2020年6月22日月曜日

【駆け出しのころ】松井建設執行役員名古屋支店長・佐野祥治氏


 ◇失敗から学び成長を◇

 地元で工務店を営んでいた父親の姿を見て育ち、将来は設計士になりたいと思っていました。不景気で家業も厳しく、大学は夜学で通い、昼間は製作金物の図面を描く仕事をしながら建築を学びました。

 就職活動もオイルショックによる景気低迷が長引き、志望していた設計事務所の採用は厳しい状況でした。昼間勤めていた会社から取引先の建設会社を紹介してもらい、縁あって松井建設に入社します。

 新人時代の研修は現場が基本。杭打ちの測量作業でトランシットをのぞく日々が続きました。入社3年目に配属された研究施設の実験棟建築工事では鉄筋担当を任されます。鉄筋の定着のことなど全く知らず、専門書を購入して勉強しながらの施工管理は大変苦労しました。

 正直なところ、新人のころは毎朝、現場に行くのが憂うつでした。ネクタイを締めて図面を抱えながら現場で指示を出す-。学生時代に勝手に想像していたゼネコンの技術者のイメージと、作業員らと一緒に汗を流しながら働く、実際の職務にギャップを感じていました。

 入社1年目に結婚し、共働きの妻からは「仕事が嫌ならやめればいい」と言われましたが、なかなか踏ん切りは付きませんでした。モヤモヤした日々が続きますが、子どもができたことを機に、腰を据えて今の仕事を頑張ろうと前向きになれました。

 今は働き方改革が進められていますが、当時の現場勤務はなかなか休みが取れず、子どもにも寂しい思いをさせました。苦労も多かったですが、足場をばらして完成した建物の姿を目にすると、感慨深いものがあります。最後に得られる満足感、充実感が仕事を続けるモチベーションになっていました。

 高名なアトリエ建築家が設計したホールや、初の現場所長で鉄骨の調達に苦労したバブル期の案件など、東京圏を中心に多種多様な現場を回り、それぞれに思い出があります。厳しい条件のマンション工事では大きな赤字を出し、悔しい思いもしました。

 その後、内勤の積算部門に移り、現場勤務とは違うやりがいを感じました。最初にもらった図面を基に積算した結果、受注できるかどうかが決まる。過去の現場経験も生きてきます。

 周りの人たちの応援があったから、今の自分があります。現場でも内勤でもコミュニケーションが大切。意思の疎通によって周囲との信頼関係が深まり、問題が起きても早期に手が打てます。

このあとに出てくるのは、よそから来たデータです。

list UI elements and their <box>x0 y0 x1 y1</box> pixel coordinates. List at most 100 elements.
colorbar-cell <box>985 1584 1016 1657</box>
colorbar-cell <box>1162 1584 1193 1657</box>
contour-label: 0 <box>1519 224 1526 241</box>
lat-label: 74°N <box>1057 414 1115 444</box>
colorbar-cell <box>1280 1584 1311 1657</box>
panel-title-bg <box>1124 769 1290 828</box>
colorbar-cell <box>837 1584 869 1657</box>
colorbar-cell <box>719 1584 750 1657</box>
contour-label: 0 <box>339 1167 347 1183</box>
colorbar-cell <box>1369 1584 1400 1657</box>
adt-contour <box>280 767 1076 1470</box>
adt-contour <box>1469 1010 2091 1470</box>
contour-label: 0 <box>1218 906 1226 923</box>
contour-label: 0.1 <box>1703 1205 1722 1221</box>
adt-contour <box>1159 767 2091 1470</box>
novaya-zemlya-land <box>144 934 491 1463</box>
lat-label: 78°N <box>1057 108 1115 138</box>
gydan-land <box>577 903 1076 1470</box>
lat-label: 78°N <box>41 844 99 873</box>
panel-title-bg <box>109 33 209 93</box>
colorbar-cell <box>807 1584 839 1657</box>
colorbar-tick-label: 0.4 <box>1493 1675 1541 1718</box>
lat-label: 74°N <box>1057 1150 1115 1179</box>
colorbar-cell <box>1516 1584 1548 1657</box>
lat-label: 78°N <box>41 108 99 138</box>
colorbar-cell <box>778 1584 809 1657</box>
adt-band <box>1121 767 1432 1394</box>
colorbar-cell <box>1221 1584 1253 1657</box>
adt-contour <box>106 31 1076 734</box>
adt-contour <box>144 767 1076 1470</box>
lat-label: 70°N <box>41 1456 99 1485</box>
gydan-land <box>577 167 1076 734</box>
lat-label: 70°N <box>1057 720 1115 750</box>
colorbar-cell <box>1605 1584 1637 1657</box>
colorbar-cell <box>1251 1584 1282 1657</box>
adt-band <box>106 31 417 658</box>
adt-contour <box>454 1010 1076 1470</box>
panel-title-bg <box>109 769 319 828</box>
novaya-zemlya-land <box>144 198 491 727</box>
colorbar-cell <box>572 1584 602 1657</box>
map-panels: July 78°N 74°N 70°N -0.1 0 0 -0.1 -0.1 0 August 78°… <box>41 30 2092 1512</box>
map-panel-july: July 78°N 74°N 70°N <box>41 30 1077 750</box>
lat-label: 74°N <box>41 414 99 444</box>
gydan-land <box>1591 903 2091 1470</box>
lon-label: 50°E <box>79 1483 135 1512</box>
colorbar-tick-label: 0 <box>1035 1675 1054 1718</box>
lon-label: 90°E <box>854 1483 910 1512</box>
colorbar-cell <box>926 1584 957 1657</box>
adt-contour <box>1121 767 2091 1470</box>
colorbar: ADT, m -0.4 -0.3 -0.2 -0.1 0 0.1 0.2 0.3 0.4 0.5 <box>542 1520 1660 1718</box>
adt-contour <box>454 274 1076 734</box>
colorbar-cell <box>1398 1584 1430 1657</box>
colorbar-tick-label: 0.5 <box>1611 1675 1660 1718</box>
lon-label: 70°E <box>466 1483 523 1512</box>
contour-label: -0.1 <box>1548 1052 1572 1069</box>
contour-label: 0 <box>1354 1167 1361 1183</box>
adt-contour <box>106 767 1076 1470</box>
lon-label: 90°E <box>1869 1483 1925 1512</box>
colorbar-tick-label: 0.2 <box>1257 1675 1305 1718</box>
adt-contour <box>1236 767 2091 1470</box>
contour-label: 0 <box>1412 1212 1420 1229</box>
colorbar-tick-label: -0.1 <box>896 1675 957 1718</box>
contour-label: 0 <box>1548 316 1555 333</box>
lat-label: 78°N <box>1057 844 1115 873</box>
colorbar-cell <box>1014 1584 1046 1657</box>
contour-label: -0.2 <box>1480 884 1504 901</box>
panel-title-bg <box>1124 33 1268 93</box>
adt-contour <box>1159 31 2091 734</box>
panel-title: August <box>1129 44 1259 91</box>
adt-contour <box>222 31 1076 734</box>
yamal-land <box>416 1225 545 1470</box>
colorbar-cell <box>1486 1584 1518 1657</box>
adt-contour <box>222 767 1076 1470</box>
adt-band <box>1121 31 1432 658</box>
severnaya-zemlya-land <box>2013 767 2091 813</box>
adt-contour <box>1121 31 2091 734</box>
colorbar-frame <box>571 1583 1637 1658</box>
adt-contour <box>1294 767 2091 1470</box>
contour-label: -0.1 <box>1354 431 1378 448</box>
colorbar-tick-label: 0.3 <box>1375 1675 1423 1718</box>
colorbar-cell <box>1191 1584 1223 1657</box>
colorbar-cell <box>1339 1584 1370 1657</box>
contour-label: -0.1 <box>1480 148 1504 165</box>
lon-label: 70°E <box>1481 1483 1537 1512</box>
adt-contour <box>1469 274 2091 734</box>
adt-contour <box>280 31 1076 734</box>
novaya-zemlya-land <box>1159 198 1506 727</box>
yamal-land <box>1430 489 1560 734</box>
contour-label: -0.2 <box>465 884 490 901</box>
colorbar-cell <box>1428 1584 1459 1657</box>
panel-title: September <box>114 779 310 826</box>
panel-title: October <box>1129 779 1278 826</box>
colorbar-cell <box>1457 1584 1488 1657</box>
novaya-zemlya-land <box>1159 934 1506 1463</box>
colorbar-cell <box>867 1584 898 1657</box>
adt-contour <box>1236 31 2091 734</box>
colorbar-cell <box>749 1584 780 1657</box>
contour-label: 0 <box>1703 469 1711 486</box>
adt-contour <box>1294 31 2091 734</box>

 私もいろいろ失敗しました。人は必ず失敗するものです。若い人たちには失敗をただ後悔するのではなく、そこから学び、成長につなげてほしい。誰もが話しやすい環境づくりを進め、コロナ禍でもコミュニケーションを密に取れるよう心掛けていきます。

入社1年目。東京・白金台の八芳園で結婚式を挙げた
(さの・よしはる)1981年日本大学理工学部建築学科卒、松井建設入社。名古屋支店副支店長などを経て2017年から現職。東京都出身、62歳。